A Jira time tracking not syncing fix almost always traces back to one of five root causes: permission misconfigurations, API rate limits, plugin conflicts, timezone mismatches, or stale OAuth tokens. Work through them in that order and most worklog sync failures clear within an hour.
It is 4pm on a Friday, the sprint report is due, and half the team’s logged hours have vanished from the dominant Agile issue tracker. The worklogs show locally but the dashboard totals are stuck at zero. This guide walks through the systematic troubleshooting checklist that covers every common Jira time-sync failure, with step-by-step fixes and longer-term prevention measures so you are not fighting the same problem next sprint.
Why Does Jira Time Tracking Break — The Five Root Causes?
Most worklog sync failures are not caused by a single bug.
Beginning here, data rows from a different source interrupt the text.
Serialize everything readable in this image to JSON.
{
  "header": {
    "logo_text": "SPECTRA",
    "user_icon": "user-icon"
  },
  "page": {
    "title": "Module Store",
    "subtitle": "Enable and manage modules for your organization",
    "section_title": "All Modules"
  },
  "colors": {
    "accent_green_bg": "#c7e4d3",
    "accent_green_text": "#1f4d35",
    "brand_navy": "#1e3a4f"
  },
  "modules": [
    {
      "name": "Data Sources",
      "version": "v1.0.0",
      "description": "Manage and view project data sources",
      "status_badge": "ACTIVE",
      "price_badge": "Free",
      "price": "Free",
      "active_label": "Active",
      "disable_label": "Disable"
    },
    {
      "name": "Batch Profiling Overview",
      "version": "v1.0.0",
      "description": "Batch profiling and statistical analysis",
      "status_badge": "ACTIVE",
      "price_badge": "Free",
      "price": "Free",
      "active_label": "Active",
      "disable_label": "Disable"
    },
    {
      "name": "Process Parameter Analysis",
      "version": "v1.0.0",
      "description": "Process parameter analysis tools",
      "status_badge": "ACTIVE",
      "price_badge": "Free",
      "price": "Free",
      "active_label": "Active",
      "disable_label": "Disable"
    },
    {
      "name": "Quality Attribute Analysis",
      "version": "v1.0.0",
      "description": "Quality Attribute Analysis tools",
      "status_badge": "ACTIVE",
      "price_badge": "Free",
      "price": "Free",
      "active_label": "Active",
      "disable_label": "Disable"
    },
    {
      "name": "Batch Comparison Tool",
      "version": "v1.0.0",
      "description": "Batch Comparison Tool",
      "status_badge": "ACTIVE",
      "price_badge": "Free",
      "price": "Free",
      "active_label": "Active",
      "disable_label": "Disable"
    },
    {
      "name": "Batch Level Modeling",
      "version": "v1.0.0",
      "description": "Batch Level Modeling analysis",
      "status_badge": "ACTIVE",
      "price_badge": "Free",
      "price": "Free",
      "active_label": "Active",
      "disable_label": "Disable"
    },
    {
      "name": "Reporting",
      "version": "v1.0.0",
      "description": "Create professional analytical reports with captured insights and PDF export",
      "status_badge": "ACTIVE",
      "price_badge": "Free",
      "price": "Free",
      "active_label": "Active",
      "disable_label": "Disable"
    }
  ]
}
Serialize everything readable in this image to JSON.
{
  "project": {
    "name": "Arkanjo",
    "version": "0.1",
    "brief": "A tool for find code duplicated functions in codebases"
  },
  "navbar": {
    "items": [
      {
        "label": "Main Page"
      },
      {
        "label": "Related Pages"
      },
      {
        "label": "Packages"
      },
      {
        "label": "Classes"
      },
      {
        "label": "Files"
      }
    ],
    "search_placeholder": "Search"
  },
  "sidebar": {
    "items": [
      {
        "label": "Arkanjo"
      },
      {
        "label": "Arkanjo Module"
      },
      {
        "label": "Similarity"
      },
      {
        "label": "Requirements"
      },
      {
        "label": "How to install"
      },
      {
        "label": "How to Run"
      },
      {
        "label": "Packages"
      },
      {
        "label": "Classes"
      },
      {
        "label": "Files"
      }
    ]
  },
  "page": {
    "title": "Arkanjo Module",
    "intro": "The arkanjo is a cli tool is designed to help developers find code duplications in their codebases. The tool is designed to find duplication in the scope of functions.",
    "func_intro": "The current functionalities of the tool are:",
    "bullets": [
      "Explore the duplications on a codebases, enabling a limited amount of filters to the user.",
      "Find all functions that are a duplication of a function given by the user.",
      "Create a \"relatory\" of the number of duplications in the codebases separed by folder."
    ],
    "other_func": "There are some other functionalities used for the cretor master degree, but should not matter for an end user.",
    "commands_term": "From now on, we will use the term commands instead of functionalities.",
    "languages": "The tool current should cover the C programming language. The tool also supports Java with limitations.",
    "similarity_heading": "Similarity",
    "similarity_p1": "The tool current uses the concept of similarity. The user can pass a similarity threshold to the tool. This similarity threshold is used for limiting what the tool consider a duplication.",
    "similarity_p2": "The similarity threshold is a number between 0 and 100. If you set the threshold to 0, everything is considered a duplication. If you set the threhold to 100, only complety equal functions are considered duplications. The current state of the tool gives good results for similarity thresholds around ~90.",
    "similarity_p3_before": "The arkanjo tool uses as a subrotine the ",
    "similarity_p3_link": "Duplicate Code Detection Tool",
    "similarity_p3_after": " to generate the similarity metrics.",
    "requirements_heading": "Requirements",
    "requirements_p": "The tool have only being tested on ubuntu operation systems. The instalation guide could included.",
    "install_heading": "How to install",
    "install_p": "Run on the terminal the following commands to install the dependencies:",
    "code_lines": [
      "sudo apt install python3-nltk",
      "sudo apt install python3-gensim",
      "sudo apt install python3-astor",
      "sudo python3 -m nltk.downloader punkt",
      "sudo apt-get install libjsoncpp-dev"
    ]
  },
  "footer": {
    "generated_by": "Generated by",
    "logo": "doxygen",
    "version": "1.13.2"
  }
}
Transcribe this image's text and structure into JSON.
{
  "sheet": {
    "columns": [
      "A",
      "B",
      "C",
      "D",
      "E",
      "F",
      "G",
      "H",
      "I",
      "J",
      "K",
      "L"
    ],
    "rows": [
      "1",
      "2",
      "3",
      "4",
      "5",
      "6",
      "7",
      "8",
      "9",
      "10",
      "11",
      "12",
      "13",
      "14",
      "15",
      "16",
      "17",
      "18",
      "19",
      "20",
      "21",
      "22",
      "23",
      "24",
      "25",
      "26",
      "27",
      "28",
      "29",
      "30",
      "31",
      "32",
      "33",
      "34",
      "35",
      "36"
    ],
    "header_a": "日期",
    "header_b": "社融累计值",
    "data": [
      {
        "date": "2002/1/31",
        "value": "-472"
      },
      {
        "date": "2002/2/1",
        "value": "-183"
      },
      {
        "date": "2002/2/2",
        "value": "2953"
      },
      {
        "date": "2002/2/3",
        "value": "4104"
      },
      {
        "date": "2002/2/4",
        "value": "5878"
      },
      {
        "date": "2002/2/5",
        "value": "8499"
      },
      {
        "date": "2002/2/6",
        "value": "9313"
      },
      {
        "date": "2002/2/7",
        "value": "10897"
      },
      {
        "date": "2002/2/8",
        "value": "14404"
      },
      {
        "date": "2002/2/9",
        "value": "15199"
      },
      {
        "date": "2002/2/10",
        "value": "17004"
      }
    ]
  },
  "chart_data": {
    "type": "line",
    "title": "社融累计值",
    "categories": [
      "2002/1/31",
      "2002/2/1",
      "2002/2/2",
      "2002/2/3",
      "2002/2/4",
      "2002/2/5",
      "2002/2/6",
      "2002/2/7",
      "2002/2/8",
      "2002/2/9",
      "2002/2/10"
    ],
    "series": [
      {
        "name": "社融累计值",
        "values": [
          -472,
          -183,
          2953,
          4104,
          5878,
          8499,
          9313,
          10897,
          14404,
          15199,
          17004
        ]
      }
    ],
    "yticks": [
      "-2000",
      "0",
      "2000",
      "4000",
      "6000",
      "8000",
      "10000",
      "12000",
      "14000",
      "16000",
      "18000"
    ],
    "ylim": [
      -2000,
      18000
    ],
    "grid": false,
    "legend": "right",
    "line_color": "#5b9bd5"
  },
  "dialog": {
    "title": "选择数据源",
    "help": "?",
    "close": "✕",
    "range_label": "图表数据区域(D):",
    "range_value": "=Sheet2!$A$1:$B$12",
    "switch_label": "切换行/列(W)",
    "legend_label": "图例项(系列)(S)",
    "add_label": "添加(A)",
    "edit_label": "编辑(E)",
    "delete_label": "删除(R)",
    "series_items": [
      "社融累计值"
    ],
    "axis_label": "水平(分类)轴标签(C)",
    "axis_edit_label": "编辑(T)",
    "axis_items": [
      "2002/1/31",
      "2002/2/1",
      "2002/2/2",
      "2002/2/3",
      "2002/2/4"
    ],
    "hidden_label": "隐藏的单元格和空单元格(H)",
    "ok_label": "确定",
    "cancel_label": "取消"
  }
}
They are the result of five specific misconfigurations that compound over time as your instance grows, apps accumulate, and integration accounts age.
Permission and Scheme Misconfigurations
The first suspect is always project permissions. Logging work requires the “Work on Issues” permission in the project’s permission scheme. Editing someone else’s worklog requires the “Edit All Worklogs” permission. If an integration account is dropped from a role, its worklog writes silently fail with a 403 response that most dashboards never surface.
Permission schemes also drift when teams reorganise projects or migrate between classic and next-gen project types. A worklog visibility setting on a single role can make hours invisible to the reporting user while remaining in the database.
API Rate Limits Throttling Third-Party Syncs
The issue tracker’s cloud platform uses a points-based rate limit model. Each API call consumes points based on how much data it returns and how complex the operation is. When the hourly budget is exhausted, the API returns a 429 Too Many Requests response and the client backs off — or, if it is a poorly written plugin, silently drops the write.
According to Atlassian’s developer documentation, burst rate limits added in August 2025 now also cap requests per second to a given endpoint, which catches plugins that spike traffic during nightly sync jobs.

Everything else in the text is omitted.